A few hundred residents gathered inside the multipurpose room at Altamont School, 452 W. St. Francis Ave., to commemorate the school’s official grand opening.
Altamont is the fifth K-8 school to open in the district and the community’s second school to open in less than two weeks, following the grand opening of Mountain House High School on June 28.
“I’m excited, relieved and proud,” David Pombo, LUSD board president, said. “A lot thought it would never be built. It’s a big day for the community and the district.”
During the opening ceremony, several dignitaries addressed the gathering, including Superintendent Kirk Nicholas, school architect Wesley King and Principal James Yeager.
“Ladies and gentlemen, welcome to Panther country,” Yeager said, referring to the school mascot.
“We are gathered to celebrate the birth of the Altamont School,” he said. “It’s a testament to the character of the Mountain House community. Tonight we are hitting our stride … tonight we are beaming with Panther pride.”
Yeager told parents the school would offer a rigorous, student-centered instruction and that the opening was just the start of their journey to make children’s educational dreams a reality.
After the opening ceremony and ribbon cutting, residents were invited to roam the 16-acre campus, visiting the classrooms, library and playgrounds.
LUSD trustee Matt Balzarini watched as residents filed through the administration office, saying the vision of the residents made the hard work worthwhile.
“I’m thrilled,” he said. “It’s a long time coming. This is a beautiful school, this is a beautiful event.”

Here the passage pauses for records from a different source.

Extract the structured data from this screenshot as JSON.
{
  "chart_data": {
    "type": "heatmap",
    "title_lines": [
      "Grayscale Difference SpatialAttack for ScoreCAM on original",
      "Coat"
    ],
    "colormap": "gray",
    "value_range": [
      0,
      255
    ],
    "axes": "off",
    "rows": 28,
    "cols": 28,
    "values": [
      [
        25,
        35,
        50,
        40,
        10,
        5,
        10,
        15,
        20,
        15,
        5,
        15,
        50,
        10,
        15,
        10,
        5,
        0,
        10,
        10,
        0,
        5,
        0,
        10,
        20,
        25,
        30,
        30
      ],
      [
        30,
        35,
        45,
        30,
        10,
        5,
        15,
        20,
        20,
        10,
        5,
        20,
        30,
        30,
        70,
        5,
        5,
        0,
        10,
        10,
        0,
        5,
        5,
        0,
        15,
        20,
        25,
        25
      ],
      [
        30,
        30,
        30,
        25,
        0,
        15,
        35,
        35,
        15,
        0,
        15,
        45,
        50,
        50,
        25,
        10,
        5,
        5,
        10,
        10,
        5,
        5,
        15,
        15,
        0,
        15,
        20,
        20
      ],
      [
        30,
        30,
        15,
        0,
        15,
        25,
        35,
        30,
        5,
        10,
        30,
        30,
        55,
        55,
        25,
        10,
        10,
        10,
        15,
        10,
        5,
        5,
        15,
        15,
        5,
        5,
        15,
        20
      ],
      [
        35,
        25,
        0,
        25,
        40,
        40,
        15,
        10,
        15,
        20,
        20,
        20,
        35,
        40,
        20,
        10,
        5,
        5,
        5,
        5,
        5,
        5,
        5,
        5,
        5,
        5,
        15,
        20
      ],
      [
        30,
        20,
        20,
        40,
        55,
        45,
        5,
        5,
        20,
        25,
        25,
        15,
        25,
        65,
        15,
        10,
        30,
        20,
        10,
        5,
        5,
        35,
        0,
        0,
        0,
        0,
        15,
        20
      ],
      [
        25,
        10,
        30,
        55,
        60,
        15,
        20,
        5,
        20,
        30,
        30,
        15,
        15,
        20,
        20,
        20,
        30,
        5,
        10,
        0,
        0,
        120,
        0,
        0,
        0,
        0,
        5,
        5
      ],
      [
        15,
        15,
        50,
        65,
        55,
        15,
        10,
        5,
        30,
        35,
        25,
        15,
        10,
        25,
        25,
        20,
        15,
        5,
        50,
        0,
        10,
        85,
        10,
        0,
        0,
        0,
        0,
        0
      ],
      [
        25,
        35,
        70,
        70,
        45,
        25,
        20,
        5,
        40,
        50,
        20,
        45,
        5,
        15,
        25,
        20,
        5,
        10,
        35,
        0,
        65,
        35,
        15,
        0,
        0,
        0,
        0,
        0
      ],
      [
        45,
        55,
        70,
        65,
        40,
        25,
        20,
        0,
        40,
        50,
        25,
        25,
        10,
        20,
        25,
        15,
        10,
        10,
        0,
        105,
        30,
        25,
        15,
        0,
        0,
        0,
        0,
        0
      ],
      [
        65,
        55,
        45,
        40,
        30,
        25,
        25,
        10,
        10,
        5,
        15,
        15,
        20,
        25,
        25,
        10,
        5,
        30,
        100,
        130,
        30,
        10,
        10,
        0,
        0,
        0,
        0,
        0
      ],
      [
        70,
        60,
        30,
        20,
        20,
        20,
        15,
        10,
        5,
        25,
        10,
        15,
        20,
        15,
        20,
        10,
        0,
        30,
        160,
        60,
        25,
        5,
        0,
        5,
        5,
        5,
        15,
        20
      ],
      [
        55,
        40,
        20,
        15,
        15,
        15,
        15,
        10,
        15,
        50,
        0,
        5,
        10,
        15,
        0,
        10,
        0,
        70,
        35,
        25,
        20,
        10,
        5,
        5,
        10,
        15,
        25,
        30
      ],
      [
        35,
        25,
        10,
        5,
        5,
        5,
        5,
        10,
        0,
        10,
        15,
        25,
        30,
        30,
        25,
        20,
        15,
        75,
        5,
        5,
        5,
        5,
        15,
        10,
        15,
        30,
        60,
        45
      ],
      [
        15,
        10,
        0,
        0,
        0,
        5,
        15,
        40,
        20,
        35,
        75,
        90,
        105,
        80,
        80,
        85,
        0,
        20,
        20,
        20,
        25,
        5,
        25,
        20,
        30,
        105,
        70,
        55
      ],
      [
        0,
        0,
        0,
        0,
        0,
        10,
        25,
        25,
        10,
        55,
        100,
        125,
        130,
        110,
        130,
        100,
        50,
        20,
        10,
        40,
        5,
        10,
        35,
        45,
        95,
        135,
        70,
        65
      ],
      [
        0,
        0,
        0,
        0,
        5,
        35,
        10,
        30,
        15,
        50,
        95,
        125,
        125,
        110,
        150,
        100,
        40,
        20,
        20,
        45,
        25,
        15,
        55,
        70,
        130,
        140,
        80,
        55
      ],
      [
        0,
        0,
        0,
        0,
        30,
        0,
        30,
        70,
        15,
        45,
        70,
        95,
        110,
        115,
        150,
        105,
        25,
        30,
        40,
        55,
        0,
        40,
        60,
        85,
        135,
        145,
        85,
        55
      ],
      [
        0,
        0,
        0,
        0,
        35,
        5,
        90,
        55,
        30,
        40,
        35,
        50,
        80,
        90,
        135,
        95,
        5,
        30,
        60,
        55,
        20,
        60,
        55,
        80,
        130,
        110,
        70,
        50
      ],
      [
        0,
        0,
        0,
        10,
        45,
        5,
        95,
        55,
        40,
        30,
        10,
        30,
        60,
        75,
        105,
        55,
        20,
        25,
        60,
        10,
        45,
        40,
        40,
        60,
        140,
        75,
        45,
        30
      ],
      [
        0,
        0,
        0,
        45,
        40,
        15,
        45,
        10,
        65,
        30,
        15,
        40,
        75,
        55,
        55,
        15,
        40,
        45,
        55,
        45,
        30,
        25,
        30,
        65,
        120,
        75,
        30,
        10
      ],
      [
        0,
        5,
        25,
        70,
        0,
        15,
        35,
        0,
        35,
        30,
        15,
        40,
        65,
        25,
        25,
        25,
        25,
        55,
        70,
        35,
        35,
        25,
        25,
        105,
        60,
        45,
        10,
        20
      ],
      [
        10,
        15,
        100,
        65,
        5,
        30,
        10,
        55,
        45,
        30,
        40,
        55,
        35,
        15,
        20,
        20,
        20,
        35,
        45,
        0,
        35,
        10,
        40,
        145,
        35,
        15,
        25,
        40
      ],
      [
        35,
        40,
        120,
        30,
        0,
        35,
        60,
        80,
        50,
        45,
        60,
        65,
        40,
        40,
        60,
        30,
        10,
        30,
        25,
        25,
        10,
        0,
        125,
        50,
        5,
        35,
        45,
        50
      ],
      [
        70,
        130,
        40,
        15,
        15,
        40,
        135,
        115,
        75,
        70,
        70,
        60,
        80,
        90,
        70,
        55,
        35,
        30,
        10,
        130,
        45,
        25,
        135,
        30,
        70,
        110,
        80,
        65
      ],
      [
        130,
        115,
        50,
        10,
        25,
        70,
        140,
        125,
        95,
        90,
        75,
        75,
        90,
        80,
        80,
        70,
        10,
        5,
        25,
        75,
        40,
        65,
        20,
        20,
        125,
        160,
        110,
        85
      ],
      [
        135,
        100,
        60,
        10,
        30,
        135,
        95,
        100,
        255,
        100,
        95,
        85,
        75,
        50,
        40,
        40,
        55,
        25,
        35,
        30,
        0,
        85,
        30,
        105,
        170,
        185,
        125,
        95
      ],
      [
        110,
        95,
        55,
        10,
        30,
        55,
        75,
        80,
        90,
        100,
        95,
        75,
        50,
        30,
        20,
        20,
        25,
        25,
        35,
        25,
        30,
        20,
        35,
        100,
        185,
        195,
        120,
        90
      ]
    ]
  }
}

Balzarini credited former Superintendent Dale Hansen with the district’s success in achieving the completion of Altamont and the high school. He said Hansen’s relentless actions and determination helped the projects come to fruition.

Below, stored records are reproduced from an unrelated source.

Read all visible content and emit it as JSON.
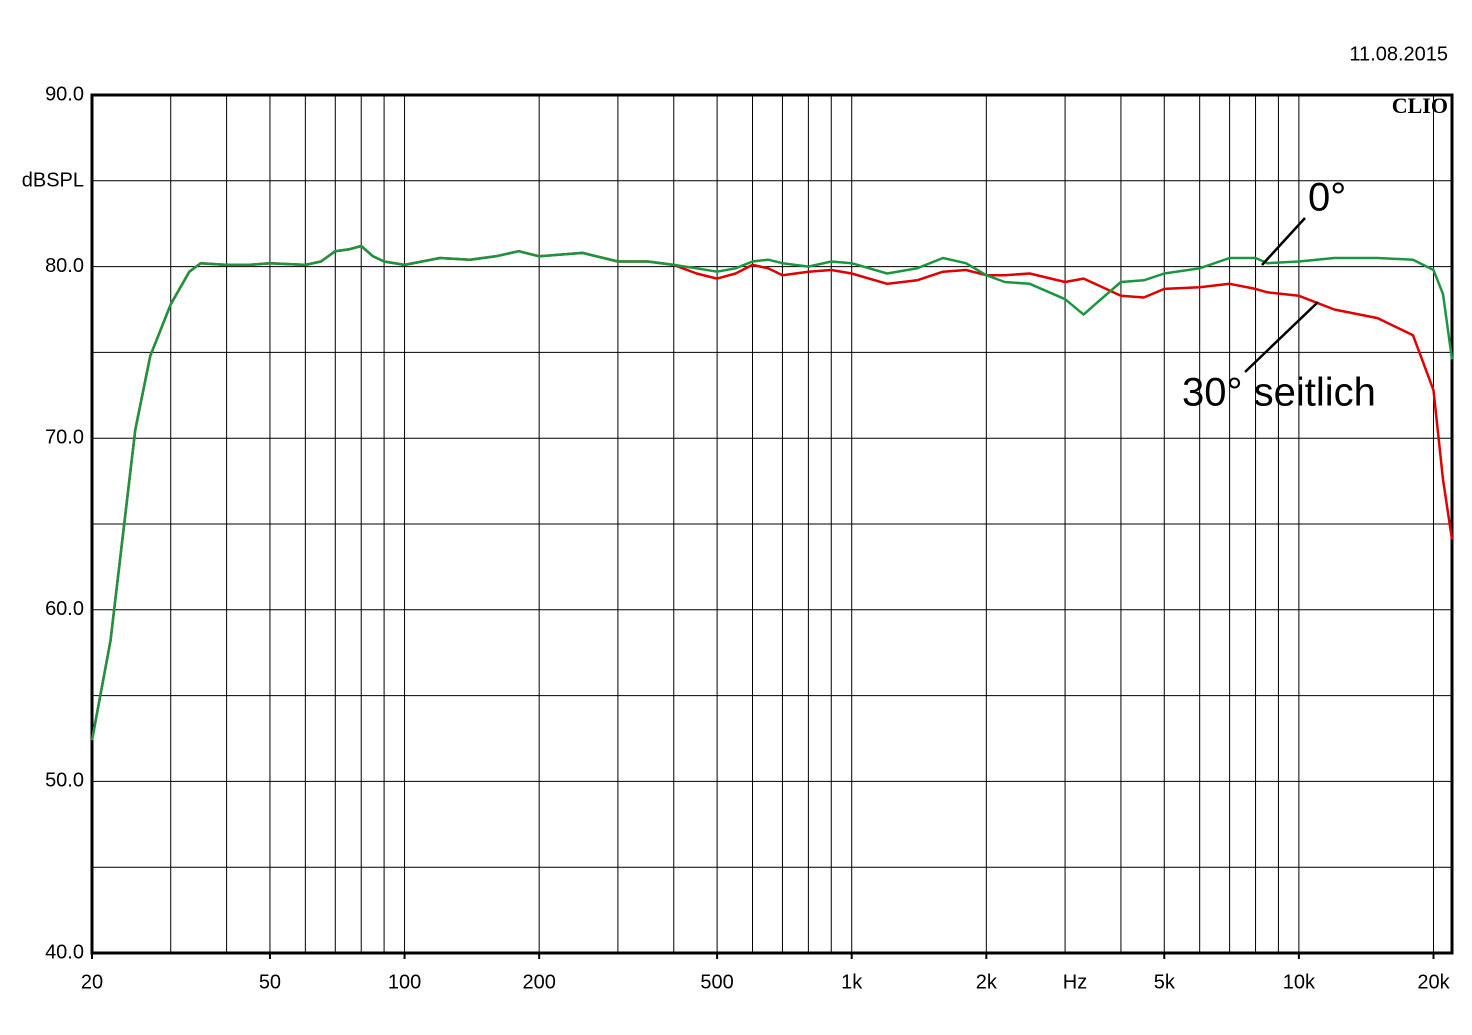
{
  "chart_data": {
    "type": "line",
    "date": "11.08.2015",
    "logo": "CLIO",
    "y_label": "dBSPL",
    "x_label": "Hz",
    "log_x": true,
    "grid": true,
    "xlim": [
      20,
      22000
    ],
    "ylim": [
      40,
      90
    ],
    "xticks": [
      20,
      50,
      100,
      200,
      500,
      {
        "value": 1000,
        "label": "1k"
      },
      {
        "value": 2000,
        "label": "2k"
      },
      {
        "value": 5000,
        "label": "5k"
      },
      {
        "value": 10000,
        "label": "10k"
      },
      {
        "value": 20000,
        "label": "20k"
      }
    ],
    "xminor": [
      30,
      40,
      60,
      70,
      80,
      90,
      300,
      400,
      600,
      700,
      800,
      900,
      3000,
      4000,
      6000,
      7000,
      8000,
      9000
    ],
    "yticks": [
      {
        "value": 40,
        "label": "40.0"
      },
      {
        "value": 50,
        "label": "50.0"
      },
      {
        "value": 60,
        "label": "60.0"
      },
      {
        "value": 70,
        "label": "70.0"
      },
      {
        "value": 80,
        "label": "80.0"
      },
      {
        "value": 90,
        "label": "90.0"
      }
    ],
    "yminor": [
      45,
      55,
      65,
      75,
      85
    ],
    "x": [
      20,
      22,
      25,
      27,
      30,
      33,
      35,
      40,
      45,
      50,
      60,
      65,
      70,
      75,
      80,
      85,
      90,
      100,
      120,
      140,
      160,
      180,
      200,
      250,
      300,
      350,
      400,
      450,
      500,
      550,
      600,
      650,
      700,
      800,
      900,
      1000,
      1200,
      1400,
      1600,
      1800,
      2000,
      2200,
      2500,
      3000,
      3300,
      3500,
      4000,
      4500,
      5000,
      6000,
      7000,
      8000,
      8500,
      10000,
      12000,
      15000,
      18000,
      20000,
      21000,
      22000
    ],
    "series": [
      {
        "name": "30° seitlich",
        "color": "#e00000",
        "values": [
          52.4,
          58.2,
          70.5,
          74.8,
          77.8,
          79.7,
          80.2,
          80.1,
          80.1,
          80.2,
          80.1,
          80.3,
          80.9,
          81.0,
          81.2,
          80.6,
          80.3,
          80.1,
          80.5,
          80.4,
          80.6,
          80.9,
          80.6,
          80.8,
          80.3,
          80.3,
          80.1,
          79.6,
          79.3,
          79.6,
          80.1,
          79.9,
          79.5,
          79.7,
          79.8,
          79.6,
          79.0,
          79.2,
          79.7,
          79.8,
          79.5,
          79.5,
          79.6,
          79.1,
          79.3,
          79.0,
          78.3,
          78.2,
          78.7,
          78.8,
          79.0,
          78.7,
          78.5,
          78.3,
          77.5,
          77.0,
          76.0,
          72.8,
          67.6,
          64.1
        ]
      },
      {
        "name": "0°",
        "color": "#1a9641",
        "values": [
          52.4,
          58.2,
          70.5,
          74.8,
          77.8,
          79.7,
          80.2,
          80.1,
          80.1,
          80.2,
          80.1,
          80.3,
          80.9,
          81.0,
          81.2,
          80.6,
          80.3,
          80.1,
          80.5,
          80.4,
          80.6,
          80.9,
          80.6,
          80.8,
          80.3,
          80.3,
          80.1,
          79.9,
          79.7,
          79.9,
          80.3,
          80.4,
          80.2,
          80.0,
          80.3,
          80.2,
          79.6,
          79.9,
          80.5,
          80.2,
          79.5,
          79.1,
          79.0,
          78.1,
          77.2,
          77.8,
          79.1,
          79.2,
          79.6,
          79.9,
          80.5,
          80.5,
          80.2,
          80.3,
          80.5,
          80.5,
          80.4,
          79.8,
          78.4,
          74.6
        ]
      }
    ]
  }
}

“Mission accomplished,” he said.
Walking through a classroom, the mother of three future Altamont students, resident Angela Halasz, expressed pleasure at the overall look of the campus.
“It looks really good,” she said. “I like the playground. The classrooms look really nice, nice and new.”
Looking through one of the elementary-grade classroom, resident Rebecca Nacarro said, “It’s great. I’m really excited to see what they end up doing (in the classroom). I like how it’s set up for learning through projects.”
Watching his children on the campus playground equipment, resident Edward Giordano said he liked what he saw. The father of three said he had watched the school being built, and he liked that it was centralized in the Altamont Village neighborhood.
“It’s amazing,” Giordano said.
The school is expected to serve 800 to 900 students in its 34 classrooms. It will open its doors to students in August.